When she started high school, I took comfort in the fact that she planned to remain close to home after she graduated and I wouldn’t have to add shipping her off to some other city to my worry list. The thought of sending my little 14-year-old off in the future, to some strange city with predators lurking in every corner, was terrifying. Staying home would be perfect! Even the first semester of her Junior year, when she was taking her dual credit college course at the community college, along with her high school schedule, I thought all along how this will help her transition into the local college and perfectly falls in line with the plan. I even had visions of when she’s living at home and going to college, how I could help her with the whole becoming an adult thing and give her more financial responsibilities as well as in the household, etc. Kinda like if she was living with roommates. I had it all planned out.

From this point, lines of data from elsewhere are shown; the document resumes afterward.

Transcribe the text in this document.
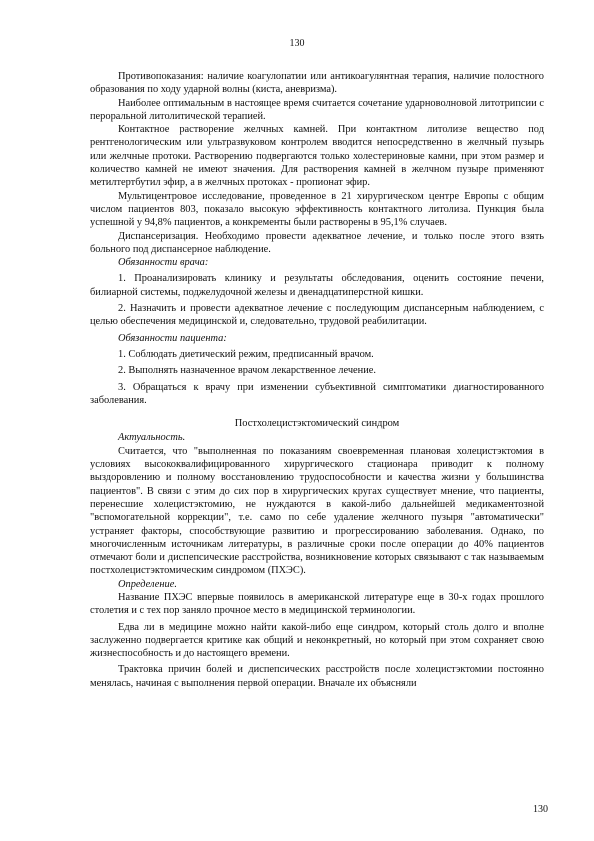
130

Противопоказания: наличие коагулопатии или антикоагулянтная терапия, наличие полостного образования по ходу ударной волны (киста, аневризма).

Наиболее оптимальным в настоящее время считается сочетание ударноволновой литотрипсии с пероральной литолитической терапией.

Контактное растворение желчных камней. При контактном литолизе вещество под рентгенологическим или ультразвуковом контролем вводится непосредственно в желчный пузырь или желчные протоки. Растворению подвергаются только холестериновые камни, при этом размер и количество камней не имеют значения. Для растворения камней в желчном пузыре применяют метилтертбутил эфир, а в желчных протоках - пропионат эфир.

Мультицентровое исследование, проведенное в 21 хирургическом центре Европы с общим числом пациентов 803, показало высокую эффективность контактного литолиза. Пункция была успешной у 94,8% пациентов, а конкременты были растворены в 95,1% случаев.

Диспансеризация. Необходимо провести адекватное лечение, и только после этого взять больного под диспансерное наблюдение.

Обязанности врача:

1. Проанализировать клинику и результаты обследования, оценить состояние печени, билиарной системы, поджелудочной железы и двенадцатиперстной кишки.

2. Назначить и провести адекватное лечение с последующим диспансерным наблюдением, с целью обеспечения медицинской и, следовательно, трудовой реабилитации.

Обязанности пациента:

1. Соблюдать диетический режим, предписанный врачом.

2. Выполнять назначенное врачом лекарственное лечение.

3. Обращаться к врачу при изменении субъективной симптоматики диагностированного заболевания.

Постхолецистэктомический синдром

Актуальность.

Считается, что "выполненная по показаниям своевременная плановая холецистэктомия в условиях высококвалифицированного хирургического стационара приводит к полному выздоровлению и полному восстановлению трудоспособности и качества жизни у большинства пациентов". В связи с этим до сих пор в хирургических кругах существует мнение, что пациенты, перенесшие холецистэктомию, не нуждаются в какой-либо дальнейшей медикаментозной "вспомогательной коррекции", т.е. само по себе удаление желчного пузыря "автоматически" устраняет факторы, способствующие развитию и прогрессированию заболевания. Однако, по многочисленным источникам литературы, в различные сроки после операции до 40% пациентов отмечают боли и диспепсические расстройства, возникновение которых связывают с так называемым постхолецистэктомическим синдромом (ПХЭС).

Определение.

Название ПХЭС впервые появилось в американской литературе еще в 30-х годах прошлого столетия и с тех пор заняло прочное место в медицинской терминологии.

Едва ли в медицине можно найти какой-либо еще синдром, который столь долго и вполне заслуженно подвергается критике как общий и неконкретный, но который при этом сохраняет свою жизнеспособность и до настоящего времени.

Трактовка причин болей и диспепсических расстройств после холецистэктомии постоянно менялась, начиная с выполнения первой операции. Вначале их объясняли

130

But lately … I’m really starting to kind of doubt this “Plan” and if it’s going to work out like I’m envisioning. Next fall she will be a Senior in high school and I’m wondering if how she’s currently going about her life will be the same pattern, if not worse, when she’s going to community college. I’m going to go ahead and take the blame here, right up front and just get that out of the way. But basically, she’s 17 and I still get her up in the morning, do her laundry, make her meals and pay for almost everything. She has a part-time job, when she can fit it in, but all in all, her life is pretty darn cushy! She doesn’t have a checking account, has no clue about how much monthly bills cost and unfortunately doesn’t know how to properly maintain her vehicle. She prefers naps, watching Netflix and hanging with friends.
So, based on the fact that Hubby and I have failed to prepare her for real life at this point, she’s pretty dependent on us AND quite used to it. I got to toying with the idea that if maybe we were forced to dump her off at a college out of town instead of plunked right next to mom and dad, would it be the best for all of us? That’s what I had to do. Would we be doing her a favor by forcing her to live on her own? Or should we take this next year as a Senior in high school and shove a crash course of sole surviving at her and hope that she’s capable of living as an adult come Freshmen year of college?
I don’t know, but what I do know, is that I am starting to see why some parents are okay with their little birdies leaving the nest, a thought that I used to shut out because it could bring me to tears instantly. Anyway, I’m kinda getting it now. I don’t want her to be in college and me still nagging at her to clean her room or pick up her mess in the living room. I don’t want her to be in college and still asking me for $10 for lunch or me still doing her laundry. It’s time. Past time, actually, for her to take on her own responsibilities so that either we can get along if she stays in town and goes to community college, or so that she can survive on her own if she decides to leave town for college. Either way, we have one more year to make up for lost time and possibly reevaluate the original “plan.”